- Born: October 8, 1936 (age 89) Edmonton, Alberta, Canada
- Spouse: Ruby Elinore Smith ​(m. 1961)​

Academic background
- Education: BSc, mining engineering, 1957, MSc, metallurgy, 1959, University of Alberta PhD, metallurgical engineering, 1962, McMaster University

Academic work
- Institutions: McMaster University

= Gary Purdy =

Canadian scientist and engineer

Gary Rush Purdy (born October 8, 1936) is a Canadian materials scientist and engineer. He is a Distinguished University Professor at McMaster University.

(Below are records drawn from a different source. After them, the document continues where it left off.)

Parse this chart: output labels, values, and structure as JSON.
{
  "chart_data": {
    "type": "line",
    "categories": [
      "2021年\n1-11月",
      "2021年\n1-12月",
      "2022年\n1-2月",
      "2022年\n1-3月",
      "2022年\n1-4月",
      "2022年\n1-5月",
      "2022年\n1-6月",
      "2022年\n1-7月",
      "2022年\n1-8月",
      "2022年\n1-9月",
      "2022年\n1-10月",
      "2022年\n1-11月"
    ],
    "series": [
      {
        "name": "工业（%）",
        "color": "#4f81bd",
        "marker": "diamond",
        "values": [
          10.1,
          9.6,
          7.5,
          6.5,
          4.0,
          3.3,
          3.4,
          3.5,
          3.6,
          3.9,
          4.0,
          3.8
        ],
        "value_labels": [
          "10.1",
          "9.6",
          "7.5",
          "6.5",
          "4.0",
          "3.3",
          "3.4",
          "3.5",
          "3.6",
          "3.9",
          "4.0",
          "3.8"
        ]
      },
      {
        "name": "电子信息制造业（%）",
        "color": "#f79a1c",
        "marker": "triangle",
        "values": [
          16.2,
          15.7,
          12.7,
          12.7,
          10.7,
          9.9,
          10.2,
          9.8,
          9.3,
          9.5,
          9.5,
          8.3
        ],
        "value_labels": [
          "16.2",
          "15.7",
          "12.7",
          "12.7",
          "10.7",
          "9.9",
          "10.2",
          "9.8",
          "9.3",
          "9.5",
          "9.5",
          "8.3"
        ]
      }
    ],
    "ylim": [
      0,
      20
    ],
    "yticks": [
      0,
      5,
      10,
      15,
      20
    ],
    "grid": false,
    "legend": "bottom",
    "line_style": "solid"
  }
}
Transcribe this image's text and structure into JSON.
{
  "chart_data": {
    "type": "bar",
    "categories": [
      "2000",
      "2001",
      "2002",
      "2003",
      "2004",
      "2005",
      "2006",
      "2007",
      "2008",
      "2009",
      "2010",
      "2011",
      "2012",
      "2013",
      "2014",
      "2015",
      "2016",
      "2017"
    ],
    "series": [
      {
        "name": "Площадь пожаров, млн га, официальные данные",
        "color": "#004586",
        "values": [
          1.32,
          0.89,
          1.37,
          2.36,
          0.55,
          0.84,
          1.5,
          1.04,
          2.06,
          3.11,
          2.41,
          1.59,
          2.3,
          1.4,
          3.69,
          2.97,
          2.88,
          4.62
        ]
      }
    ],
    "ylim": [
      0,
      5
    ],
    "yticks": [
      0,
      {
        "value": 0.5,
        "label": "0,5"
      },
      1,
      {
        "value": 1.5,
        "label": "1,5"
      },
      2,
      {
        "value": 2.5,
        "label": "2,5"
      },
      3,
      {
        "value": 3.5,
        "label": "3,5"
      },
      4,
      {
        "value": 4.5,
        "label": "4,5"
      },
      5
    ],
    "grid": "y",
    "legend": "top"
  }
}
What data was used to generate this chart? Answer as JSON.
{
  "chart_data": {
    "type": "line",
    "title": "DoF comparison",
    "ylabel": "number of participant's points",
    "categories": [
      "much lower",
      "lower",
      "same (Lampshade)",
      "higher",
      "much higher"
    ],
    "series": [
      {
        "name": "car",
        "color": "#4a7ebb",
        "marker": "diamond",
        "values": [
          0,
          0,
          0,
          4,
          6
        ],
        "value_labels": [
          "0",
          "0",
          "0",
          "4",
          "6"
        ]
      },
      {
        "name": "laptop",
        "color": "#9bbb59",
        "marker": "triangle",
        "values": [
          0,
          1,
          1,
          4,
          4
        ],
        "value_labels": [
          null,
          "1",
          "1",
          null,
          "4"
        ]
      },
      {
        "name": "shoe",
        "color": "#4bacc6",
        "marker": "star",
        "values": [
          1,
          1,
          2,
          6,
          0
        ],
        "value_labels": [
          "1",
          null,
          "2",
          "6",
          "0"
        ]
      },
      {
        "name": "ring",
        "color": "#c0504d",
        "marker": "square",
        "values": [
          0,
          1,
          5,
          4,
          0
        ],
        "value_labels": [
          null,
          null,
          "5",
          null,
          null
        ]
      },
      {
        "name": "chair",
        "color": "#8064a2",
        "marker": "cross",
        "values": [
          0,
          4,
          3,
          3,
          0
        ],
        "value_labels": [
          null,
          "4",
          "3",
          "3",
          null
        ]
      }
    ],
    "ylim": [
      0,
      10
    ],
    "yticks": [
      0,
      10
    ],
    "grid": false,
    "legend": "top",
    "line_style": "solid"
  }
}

==Early life and education==
Purdy was born on October 8, 1936, in Edmonton, Alberta, Canada. He was born to father Kent Purdy and graduated from McKay Avenue and Victoria Composite High schools. Following high school, he earned his bachelor's degree in mining engineering and his master's degree in metallurgy from the University of Alberta (U of A). During his time at the U of A, he won the Robert Tegler Scholarship from 1957 to 1958 and a National Research Council studentship from 1958 to 1959. Upon graduating from U of A, Purdy attended McMaster University where he won another National Research Council studentship.

==Career==
Following his PhD, Purdy joined the faculty at McMaster University in 1963. As a professor, he was elected a Fellow of the Royal Society of Canada in 1991. Following his election, he was also inducted into McMaster’s Alumni Gallery. In 2002, his "contributions towards the understanding of diffusion and phase transformations in materials," earned him an election to the Minerals, Metals & Materials Society. The following year, Purdy was also inducted into the National Academy of Engineering for "pioneering theoretical and experimental studies of chemical and structural effects on phase transformations and of interfacial diffusion-induced phenomena."

He was appointed to the Order of Canada in June 2023.

==Personal life==
Purdy married nurse Ruby Elinore Smith in 1961 and they had their first child in 1962.